The survey, dubbed the 2018 Gartner CIO Agenda Survey, concluded by a record number of 3,160 CIO respondents across all major industries in 98 countries, highlights that 95 percent of CIOs expect their jobs to change or be remixed due to digitalisation. Respondents consider that world-class IT delivery management and digitalisation are the two biggest transformations in the CIO role, followed by assuming increased and broader responsibilities and capabilities. “The CIO’s role must grow and develop as digital business spreads, and disruptive technologies, including intelligent machines and advanced analytics, reach the masses,” said Andy Rowsell-Jones, vice president and distinguished analyst at Gartner.

“While delivery is still a part of the job, much greater emphasis is being placed on attaining a far broader set of business objectives,” Rowsell-Jones added.
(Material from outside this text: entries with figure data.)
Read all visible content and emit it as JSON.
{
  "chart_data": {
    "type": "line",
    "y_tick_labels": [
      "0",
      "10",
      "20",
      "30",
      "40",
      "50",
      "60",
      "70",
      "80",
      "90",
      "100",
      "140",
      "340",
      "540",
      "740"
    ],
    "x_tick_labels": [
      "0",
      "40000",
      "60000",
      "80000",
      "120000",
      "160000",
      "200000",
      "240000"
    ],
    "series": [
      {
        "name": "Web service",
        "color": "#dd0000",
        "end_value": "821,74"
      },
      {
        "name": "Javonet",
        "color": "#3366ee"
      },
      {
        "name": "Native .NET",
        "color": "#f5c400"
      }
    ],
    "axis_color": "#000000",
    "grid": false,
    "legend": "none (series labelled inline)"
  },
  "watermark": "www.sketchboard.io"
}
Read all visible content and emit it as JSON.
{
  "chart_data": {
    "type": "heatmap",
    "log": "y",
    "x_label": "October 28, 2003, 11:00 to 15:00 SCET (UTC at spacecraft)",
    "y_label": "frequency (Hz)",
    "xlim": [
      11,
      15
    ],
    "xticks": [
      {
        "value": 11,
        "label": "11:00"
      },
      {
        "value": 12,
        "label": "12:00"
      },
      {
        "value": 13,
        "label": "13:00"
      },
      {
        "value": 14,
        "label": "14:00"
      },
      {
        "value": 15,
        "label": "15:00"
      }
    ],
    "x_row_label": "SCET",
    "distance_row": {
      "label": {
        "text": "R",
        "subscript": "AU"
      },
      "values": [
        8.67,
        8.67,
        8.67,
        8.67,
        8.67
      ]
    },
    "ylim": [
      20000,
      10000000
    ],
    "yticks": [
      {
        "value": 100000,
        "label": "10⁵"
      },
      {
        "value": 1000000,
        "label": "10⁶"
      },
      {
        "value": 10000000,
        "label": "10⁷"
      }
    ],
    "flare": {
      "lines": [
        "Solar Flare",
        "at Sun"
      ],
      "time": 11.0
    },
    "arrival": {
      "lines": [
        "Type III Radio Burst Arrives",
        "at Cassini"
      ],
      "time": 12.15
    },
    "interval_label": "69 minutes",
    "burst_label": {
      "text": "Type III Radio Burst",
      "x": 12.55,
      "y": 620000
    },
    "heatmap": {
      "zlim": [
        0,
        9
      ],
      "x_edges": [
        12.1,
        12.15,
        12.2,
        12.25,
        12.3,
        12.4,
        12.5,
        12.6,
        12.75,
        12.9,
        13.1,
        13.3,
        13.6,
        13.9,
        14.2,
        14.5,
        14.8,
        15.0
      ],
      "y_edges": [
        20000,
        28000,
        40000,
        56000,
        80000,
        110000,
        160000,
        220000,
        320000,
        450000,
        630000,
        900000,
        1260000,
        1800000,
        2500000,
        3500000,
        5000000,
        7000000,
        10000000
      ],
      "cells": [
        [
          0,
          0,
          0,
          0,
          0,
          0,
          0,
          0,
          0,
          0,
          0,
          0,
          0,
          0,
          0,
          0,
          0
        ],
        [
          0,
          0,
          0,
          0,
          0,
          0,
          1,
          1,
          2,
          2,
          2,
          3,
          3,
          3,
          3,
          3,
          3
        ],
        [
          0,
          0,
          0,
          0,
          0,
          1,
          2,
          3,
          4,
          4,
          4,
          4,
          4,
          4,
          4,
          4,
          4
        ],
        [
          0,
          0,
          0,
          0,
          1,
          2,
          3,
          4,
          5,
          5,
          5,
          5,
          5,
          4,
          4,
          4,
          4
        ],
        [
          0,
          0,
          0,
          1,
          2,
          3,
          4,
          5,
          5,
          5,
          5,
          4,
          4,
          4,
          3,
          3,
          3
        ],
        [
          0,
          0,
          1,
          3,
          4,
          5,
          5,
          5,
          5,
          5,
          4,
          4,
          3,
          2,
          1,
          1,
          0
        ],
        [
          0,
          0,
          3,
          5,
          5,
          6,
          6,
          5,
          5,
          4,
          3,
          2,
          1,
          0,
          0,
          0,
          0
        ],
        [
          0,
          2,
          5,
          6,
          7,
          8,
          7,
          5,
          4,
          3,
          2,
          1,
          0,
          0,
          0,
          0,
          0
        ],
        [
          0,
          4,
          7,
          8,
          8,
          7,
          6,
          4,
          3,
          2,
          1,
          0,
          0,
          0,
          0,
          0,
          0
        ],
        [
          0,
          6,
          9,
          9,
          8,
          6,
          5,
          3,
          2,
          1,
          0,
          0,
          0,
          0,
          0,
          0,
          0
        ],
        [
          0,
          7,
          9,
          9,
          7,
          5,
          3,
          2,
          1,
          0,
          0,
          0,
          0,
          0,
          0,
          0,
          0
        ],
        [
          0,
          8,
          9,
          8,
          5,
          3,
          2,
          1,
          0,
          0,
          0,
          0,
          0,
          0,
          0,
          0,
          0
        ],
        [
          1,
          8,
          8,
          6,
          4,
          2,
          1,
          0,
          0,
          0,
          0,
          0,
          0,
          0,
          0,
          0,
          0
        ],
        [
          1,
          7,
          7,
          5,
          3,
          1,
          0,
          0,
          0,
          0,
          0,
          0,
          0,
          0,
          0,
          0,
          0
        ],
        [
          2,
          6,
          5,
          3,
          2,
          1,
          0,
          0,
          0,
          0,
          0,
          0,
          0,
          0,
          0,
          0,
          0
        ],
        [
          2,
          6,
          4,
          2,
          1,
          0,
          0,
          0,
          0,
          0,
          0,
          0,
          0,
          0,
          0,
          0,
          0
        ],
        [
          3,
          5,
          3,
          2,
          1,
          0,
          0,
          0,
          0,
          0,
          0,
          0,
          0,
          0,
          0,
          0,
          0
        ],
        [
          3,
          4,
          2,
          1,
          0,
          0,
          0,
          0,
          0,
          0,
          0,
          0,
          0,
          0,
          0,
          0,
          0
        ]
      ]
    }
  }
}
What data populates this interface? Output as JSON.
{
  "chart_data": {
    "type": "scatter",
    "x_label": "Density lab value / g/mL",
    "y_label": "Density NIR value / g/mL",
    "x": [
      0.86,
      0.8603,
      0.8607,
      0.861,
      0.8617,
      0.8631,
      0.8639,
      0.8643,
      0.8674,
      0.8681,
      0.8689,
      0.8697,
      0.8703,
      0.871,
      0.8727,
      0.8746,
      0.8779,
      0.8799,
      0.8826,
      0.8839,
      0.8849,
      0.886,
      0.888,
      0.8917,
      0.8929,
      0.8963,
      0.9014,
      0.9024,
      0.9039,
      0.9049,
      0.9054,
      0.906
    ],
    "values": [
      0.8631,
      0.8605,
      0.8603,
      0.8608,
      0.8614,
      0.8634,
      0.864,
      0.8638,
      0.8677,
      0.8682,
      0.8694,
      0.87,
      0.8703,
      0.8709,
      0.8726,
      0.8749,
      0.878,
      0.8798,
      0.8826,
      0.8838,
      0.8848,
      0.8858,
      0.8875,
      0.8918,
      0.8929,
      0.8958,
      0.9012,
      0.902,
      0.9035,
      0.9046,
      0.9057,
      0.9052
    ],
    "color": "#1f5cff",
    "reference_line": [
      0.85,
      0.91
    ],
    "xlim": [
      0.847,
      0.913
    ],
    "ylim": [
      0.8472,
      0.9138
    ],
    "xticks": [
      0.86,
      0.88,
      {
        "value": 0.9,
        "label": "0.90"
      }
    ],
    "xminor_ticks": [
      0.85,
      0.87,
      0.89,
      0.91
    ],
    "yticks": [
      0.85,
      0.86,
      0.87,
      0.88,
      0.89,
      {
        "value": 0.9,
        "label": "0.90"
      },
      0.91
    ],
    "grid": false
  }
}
The survey shows that a majority of CIO respondents believe that technology trends such as cybersecurity and artificial intelligence are set to significantly change their jobs in the near future. Moreover, around 35 percent of the total respondents said that they have already invested and deployed some aspect of digital security, and 36 percent are in the process of planning to implement some form of digital security.

Organisational culture as an obstacle

Despite the positivity towards the change in their role, Gartner’s Rowsell-Jones considers that organisational culture as a roadblock on their success avenue.

“CIOs need to identify the cultural behaviours that currently exist and what the future state vision is. In doing so, they must recognise existing cultural strengths and position cultural change as ‘the next chapter,’ rather than a massive overhaul, to respect employees’ contributions and invite them to come along on the journey,” said Rowsell-Jones.

At least 84 percent of top CIOs surveyed have responsibility for areas of the business outside traditional IT. The ideal balance, as per the responses, is 56 percent related to business outcomes, such as revenue growth, business margins and influencing business strategy, and 44 percent related to IT delivery.

Respondents for the survey were categorised as top, typical and trailing performers in digitalisation. Some CIOs favour a separate digital team to boost their enterprises’ digital business while others consider digitalisation part of their day job of IT. Ultimately, the findings bring out the fact that CIOs need to start scaling their digital business and changing their existing jobs with it now.